The challenge facing the 21st-century art museum—to put it in the broadest possible terms—is to make the best of things despite a nagging institutional conscience. The ambitions driving the encyclopedic museum were already in play with the opening of the Louvre during the French Revolution. The French prototype faced, Weiss writes, “the difficult task of bringing into alliance a program celebrating artistic excellence, staggering abundance, elite taste, and colonialist violence, on the one hand, while at the same time advocating a commitment to universal equality and unlimited public access, on the other.” Then came the drive to bolster the collection through “an aggressive program of new acquisitions,” not entirely distinct from the enterprise of imperial plunder.
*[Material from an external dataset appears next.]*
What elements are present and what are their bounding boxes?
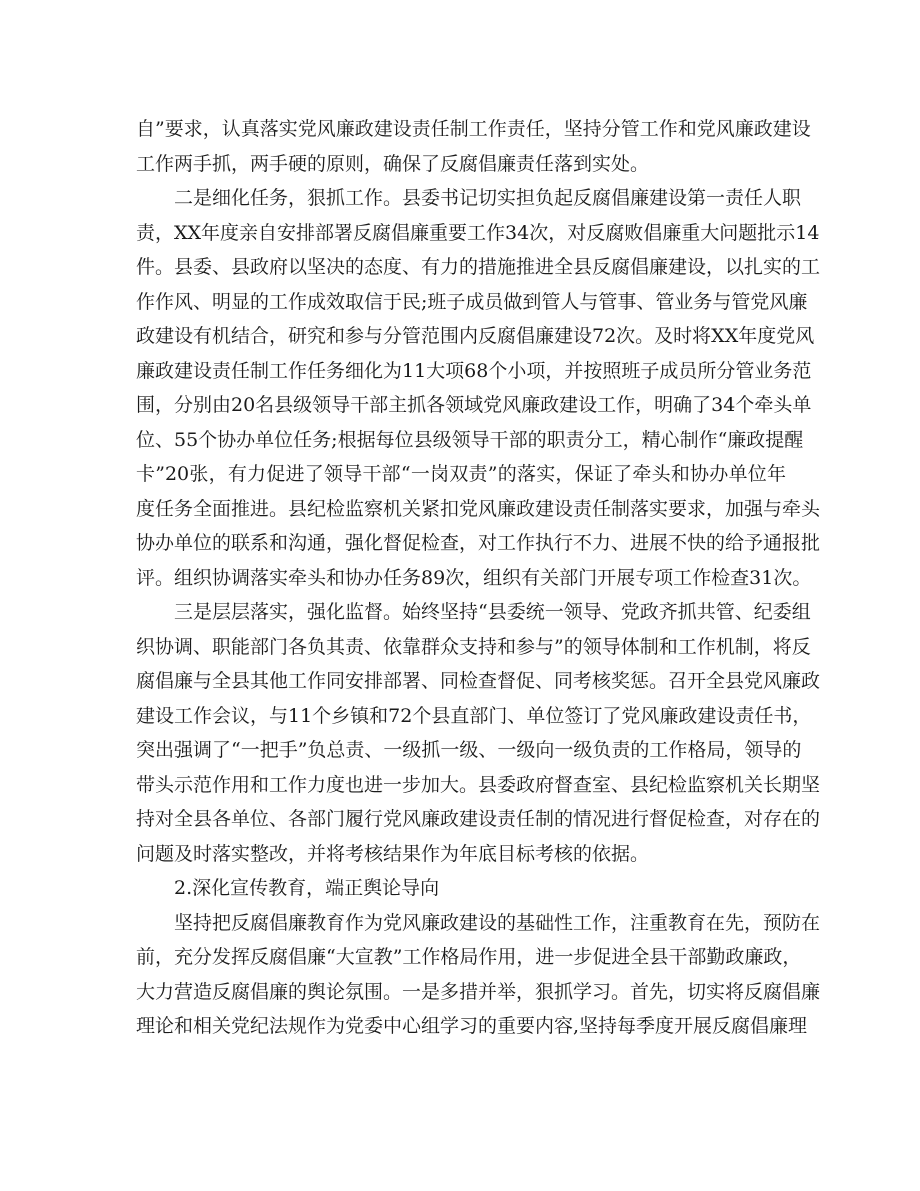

This array of goals and ideals could never align perfectly. Weiss takes the subsequent development of the museum as an institution to be the gradual and imperfect realization of an educational mission to inspire and enlighten the general public—in part through recognizing its own blind spots and problematic history. “As collections grew,” he writes, “and with them curatorial and conservation expertise, museums became increasingly self-conscious about the contradiction involved in labeling a collection ‘encyclopedic’ that was inevitably selective; they eventually acknowledged the harm done in making such representations to a diverse public disappointed in not finding the art of their culture or tradition within its walls.”

This ongoing critical self-assessment is in tension with another institutional mandate: to be “a place primarily for art, a sanctuary where anyone can find peace and inspiration, learning and community, and at least some distance from the cares of the day.” But any balance between relevance and tranquility must also square with keeping museums financially sustainable. The problem can be mitigated through budget cuts, entrance fees, donations or deaccessioning holdings gathering dust in the warehouse. And a decision in any direction will necessarily bring change, if not disruption, to some part of a museum’s self-defined mission.

With that in mind, the soup-hurling at the National Gallery ought to be considered in the light of the recent announcement by another British museum, the National Portrait Gallery, that it would be ending its relationship with British Petroleum after 30 years. Ejecting oneself from the deep pockets of an extremely rich corporation that sponsored a prize and kept the museum’s admissions free cannot be easy. It did so in response to years of pressure, as have other cultural institutions. That seems like a smart use of one’s outrage. I have no details in hand concerning the National Gallery’s corporate donors, but in any case, let’s keep van Gogh out of it.